Dalam status keadaan darurat bencana, BNPB dan Badan Penanggulangan Bencana Daerah (BPBD) mempunyai beberapa kemudahan akses. Di antaranya, kemudahan pengerahan sumber daya manusia, pengerahan peralatan, pengerahan logistik, imigrasi, cukai, karantina, perizinan, dan pengadaan barang/jasa.

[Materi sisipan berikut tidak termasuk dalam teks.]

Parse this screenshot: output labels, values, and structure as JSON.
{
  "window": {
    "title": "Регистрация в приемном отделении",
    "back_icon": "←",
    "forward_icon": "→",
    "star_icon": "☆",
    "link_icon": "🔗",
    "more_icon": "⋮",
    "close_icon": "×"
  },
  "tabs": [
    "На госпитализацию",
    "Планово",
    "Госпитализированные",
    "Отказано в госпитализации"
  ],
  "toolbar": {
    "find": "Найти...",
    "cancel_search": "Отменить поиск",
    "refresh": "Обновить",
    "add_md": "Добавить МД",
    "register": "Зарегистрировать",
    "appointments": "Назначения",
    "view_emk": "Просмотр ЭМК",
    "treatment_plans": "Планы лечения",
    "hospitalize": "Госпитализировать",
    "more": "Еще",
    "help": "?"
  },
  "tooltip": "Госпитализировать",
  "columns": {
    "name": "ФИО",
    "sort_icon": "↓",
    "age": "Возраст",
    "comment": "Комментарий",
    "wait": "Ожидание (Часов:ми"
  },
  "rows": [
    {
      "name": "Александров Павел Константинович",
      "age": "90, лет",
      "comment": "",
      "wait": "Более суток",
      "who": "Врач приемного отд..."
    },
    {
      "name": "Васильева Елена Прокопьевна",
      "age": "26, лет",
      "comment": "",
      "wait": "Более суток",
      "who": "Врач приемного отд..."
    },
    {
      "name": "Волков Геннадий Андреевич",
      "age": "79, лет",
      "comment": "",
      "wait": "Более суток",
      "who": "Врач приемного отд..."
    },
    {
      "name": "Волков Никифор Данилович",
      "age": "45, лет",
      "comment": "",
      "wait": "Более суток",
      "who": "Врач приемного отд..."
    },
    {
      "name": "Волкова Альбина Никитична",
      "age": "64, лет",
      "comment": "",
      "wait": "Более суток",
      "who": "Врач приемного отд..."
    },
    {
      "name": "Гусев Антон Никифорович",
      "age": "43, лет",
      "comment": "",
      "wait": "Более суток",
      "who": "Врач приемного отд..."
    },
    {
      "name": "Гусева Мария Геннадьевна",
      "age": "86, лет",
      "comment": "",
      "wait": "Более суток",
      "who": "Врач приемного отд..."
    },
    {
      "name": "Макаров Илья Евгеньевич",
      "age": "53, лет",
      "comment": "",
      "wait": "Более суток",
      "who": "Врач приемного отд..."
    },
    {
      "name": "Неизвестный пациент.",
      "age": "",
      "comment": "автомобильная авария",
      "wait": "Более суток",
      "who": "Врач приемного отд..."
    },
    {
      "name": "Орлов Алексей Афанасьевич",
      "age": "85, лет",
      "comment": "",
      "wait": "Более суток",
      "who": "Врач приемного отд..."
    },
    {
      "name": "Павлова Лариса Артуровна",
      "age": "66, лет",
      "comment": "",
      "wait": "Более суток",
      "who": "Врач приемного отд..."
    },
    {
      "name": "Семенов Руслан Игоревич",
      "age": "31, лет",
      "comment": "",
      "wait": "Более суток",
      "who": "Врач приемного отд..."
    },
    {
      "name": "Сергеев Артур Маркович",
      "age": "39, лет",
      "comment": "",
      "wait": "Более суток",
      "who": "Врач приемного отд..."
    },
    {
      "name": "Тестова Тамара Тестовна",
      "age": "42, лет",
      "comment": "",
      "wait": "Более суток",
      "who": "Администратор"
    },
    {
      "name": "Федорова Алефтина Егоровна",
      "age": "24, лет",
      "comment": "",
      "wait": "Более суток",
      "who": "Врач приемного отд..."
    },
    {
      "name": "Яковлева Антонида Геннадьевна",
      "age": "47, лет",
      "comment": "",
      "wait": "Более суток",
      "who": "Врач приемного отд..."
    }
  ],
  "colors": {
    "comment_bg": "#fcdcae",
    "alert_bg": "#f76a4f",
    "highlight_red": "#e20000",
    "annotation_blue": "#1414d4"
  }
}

Prasinta Dewi mengungkapkan, dalam status keadaan darurat bencana, BNPB dan Badan Penanggulangan Bencana Daerah (BPBD) mempunyai beberapa kemudahan akses. Di antaranya, kemudahan pengerahan sumber daya manusia, pengerahan peralatan, pengerahan logistik, imigrasi, cukai, karantina, perizinan, dan pengadaan barang/jasa.
Meskipun pengadaan dan distribusi barang harus cepat dilakukan, tetapi kegiatan tersebut dilakukan secara terpadu. Badan Pengawasan Keuangan dan Pembangunan (BPKP), Aparat Pengawasan Internal Pemerintah (APIP), dan auditor independen dilibatkan dalam proses penyelesaian pembayaran sebagai bentuk akuntabilitas.
Heru Prasetyo menegaskan, Kementerian Kesehatan selalu mengacu pada konsolidasi dalam pengadaan barang. Selain itu, pengadaan barang juga dilakukan sesuai dengan Peraturan LKPP Nomor 13 Tahun 2018 tentang Pengadaan Barang/Jasa dalam Penanganan Keadaan Darurat.